President Recep Tayyip Erdogan said Tuesday that NATO-member Turkey would take delivery of Russia’s S-400 missile defence system in July -- a deal that has created tensions with the United States.

“The issue of S-400 is an issue directly related to our sovereignty and we will not backtrack from that,” Erdogan said in a televised speech.

Turkey will lose F-35 warplanes

The United States will stop Turkish forces flying and developing its F-35 stealth jets if Ankara goes ahead with the purchase of a Russian air defence system, the US envoy to NATO said on Tuesday.

Washington and its allies have urged fellow NATO member Ankara not to install the S-400 Russian system, saying that would let the technology learn how to recognise the jets, which are built to avoid tracking by enemy radars and heat sensors.

But Turkey’s President Tayyip Erdogan has refused to budge, exacerbating a diplomat rift already widening over conflicting strategy in Syria, Iran sanctions and the detention of US consular staff.

“Everything indicates that Russia is going to deliver the system to Turkey and that will have consequences,” the US Ambassador to NATO, Kay Bailey Hutchison, told reporters in Brussels.
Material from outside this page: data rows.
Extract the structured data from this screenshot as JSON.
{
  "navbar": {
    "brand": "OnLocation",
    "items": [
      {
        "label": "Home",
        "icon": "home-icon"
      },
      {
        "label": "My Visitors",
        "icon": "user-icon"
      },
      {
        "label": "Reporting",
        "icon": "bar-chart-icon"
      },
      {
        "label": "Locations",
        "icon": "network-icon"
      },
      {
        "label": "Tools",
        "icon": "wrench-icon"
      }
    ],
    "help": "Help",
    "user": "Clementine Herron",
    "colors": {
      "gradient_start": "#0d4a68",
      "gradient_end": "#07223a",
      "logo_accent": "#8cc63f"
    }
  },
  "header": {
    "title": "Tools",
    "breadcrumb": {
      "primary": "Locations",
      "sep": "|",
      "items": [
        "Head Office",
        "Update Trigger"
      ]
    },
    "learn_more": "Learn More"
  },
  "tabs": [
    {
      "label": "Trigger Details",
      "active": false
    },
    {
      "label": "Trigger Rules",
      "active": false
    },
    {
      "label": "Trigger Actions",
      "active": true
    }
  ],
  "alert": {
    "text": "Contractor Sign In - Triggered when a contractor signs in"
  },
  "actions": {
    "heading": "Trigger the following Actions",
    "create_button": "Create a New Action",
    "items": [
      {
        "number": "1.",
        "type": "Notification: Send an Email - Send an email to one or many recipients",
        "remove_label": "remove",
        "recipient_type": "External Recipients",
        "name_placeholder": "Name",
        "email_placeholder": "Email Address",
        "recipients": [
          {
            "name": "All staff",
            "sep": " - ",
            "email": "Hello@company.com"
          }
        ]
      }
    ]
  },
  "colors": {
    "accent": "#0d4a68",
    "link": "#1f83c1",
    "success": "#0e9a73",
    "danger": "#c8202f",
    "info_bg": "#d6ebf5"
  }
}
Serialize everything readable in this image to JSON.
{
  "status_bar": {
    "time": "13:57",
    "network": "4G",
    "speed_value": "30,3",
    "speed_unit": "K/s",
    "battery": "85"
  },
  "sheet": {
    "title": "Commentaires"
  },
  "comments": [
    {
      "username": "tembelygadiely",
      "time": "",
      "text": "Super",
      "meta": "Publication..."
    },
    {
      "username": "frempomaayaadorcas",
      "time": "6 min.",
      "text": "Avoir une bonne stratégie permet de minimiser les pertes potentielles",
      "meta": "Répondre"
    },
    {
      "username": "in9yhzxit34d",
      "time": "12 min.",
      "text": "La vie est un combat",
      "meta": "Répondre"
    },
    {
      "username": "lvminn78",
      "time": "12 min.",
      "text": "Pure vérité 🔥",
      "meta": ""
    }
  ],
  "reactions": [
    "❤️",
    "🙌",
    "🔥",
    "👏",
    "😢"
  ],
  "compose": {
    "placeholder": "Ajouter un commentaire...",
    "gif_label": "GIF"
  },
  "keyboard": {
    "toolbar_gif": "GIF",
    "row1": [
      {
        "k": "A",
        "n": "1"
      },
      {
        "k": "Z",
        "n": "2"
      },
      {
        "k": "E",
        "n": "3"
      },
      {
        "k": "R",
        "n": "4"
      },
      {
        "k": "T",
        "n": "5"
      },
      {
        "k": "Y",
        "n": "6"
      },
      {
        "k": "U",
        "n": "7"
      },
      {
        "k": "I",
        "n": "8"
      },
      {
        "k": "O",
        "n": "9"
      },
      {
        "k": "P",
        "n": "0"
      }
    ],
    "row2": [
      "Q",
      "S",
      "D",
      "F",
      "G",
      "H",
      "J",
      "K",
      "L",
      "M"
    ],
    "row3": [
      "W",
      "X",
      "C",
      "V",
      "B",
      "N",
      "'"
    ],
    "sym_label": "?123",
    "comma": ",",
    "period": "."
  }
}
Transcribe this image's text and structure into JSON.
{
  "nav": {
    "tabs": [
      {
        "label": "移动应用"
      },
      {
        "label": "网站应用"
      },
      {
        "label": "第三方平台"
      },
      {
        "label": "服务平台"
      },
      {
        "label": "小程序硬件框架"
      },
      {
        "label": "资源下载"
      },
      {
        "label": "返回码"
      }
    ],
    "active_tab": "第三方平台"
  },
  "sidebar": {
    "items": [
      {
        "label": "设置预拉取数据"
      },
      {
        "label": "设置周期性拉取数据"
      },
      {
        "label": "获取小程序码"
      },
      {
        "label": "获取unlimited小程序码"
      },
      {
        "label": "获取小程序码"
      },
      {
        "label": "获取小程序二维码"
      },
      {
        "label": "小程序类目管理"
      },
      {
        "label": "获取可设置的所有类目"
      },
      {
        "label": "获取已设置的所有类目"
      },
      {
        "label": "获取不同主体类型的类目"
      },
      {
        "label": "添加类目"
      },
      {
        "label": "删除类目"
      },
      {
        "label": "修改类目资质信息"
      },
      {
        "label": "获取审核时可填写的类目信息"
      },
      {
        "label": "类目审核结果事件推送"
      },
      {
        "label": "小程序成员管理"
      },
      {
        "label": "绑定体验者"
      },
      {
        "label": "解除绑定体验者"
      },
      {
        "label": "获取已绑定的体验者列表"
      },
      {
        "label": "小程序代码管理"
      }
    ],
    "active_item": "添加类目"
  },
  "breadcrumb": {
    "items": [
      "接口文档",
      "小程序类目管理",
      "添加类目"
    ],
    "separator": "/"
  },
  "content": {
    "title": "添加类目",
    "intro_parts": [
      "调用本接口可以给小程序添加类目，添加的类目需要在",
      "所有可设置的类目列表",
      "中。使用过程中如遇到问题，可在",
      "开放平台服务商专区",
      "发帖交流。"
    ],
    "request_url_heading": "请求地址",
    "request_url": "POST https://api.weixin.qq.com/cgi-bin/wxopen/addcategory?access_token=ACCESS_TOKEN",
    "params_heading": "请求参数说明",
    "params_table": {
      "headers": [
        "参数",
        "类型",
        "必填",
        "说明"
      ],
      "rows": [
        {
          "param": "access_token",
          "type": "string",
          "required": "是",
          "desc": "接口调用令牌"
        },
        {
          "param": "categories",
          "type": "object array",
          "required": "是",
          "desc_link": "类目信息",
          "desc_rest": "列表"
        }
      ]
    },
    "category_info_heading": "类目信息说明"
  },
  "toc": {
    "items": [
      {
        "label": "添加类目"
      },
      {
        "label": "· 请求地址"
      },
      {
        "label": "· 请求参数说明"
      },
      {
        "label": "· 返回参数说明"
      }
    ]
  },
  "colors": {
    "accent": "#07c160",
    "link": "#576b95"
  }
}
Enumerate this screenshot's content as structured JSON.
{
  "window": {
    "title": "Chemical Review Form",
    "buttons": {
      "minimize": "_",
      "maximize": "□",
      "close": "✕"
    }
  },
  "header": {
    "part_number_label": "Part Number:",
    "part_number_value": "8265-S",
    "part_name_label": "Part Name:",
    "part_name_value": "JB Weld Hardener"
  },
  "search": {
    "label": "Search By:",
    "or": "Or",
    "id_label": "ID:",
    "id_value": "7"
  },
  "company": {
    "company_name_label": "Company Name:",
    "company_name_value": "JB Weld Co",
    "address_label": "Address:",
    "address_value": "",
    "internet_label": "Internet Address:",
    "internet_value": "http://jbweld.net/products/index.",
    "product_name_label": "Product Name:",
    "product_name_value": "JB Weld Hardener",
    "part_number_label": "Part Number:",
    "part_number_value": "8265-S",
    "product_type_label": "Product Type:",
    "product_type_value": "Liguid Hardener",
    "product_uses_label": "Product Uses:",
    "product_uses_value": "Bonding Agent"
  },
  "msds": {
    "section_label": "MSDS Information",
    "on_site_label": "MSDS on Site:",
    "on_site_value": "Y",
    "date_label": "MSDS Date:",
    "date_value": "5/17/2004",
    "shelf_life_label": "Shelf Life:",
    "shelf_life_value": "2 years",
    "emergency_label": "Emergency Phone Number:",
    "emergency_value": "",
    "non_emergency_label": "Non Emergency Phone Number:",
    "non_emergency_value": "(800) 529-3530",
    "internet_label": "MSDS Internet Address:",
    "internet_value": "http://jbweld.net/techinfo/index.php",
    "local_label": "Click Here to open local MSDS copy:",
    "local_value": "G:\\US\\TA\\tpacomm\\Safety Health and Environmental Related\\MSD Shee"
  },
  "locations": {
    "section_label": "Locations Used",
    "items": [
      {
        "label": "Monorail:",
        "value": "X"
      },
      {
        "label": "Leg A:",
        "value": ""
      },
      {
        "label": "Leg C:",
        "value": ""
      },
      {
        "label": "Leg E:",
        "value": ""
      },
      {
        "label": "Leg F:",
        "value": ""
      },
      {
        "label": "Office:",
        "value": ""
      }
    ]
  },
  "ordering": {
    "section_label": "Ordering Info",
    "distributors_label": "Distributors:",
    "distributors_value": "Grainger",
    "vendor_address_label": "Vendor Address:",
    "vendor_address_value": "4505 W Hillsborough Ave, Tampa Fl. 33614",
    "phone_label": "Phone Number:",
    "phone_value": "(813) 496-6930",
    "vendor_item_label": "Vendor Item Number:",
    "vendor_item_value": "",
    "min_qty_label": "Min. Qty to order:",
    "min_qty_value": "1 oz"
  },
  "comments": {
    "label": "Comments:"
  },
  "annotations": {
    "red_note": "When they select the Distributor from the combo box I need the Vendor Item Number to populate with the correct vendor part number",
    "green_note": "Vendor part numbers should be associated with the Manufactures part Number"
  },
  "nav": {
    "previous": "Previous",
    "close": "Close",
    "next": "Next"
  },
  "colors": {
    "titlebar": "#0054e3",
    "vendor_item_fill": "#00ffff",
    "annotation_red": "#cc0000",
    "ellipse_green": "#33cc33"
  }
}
“There will be a disassociation with the F-35 system, we cannot have the F-35 affected or destabilised by having this Russian system in the alliance,” she said.

The United States says the jets, made by Lockheed Martin Corp., give NATO forces a number of technological advantages in the air, including the ability to disrupt enemy communications networks and navigation signals.

Turkey produces parts of the F-35s fuselage, landing gear and cockpit displays. Hutchison said Ankara was an important partner in that production but that security concerns about Russia were paramount.

“So many of us have tried to dissuade Turkey,” she said.

The Pentagon has already stopped training Turkish pilots on the jets.

Erdogan is expected to discuss the issue with US President Donald Trump at the G20 summit in Japan this week. One senior NATO diplomat said that was probably the last chance of finding a way out.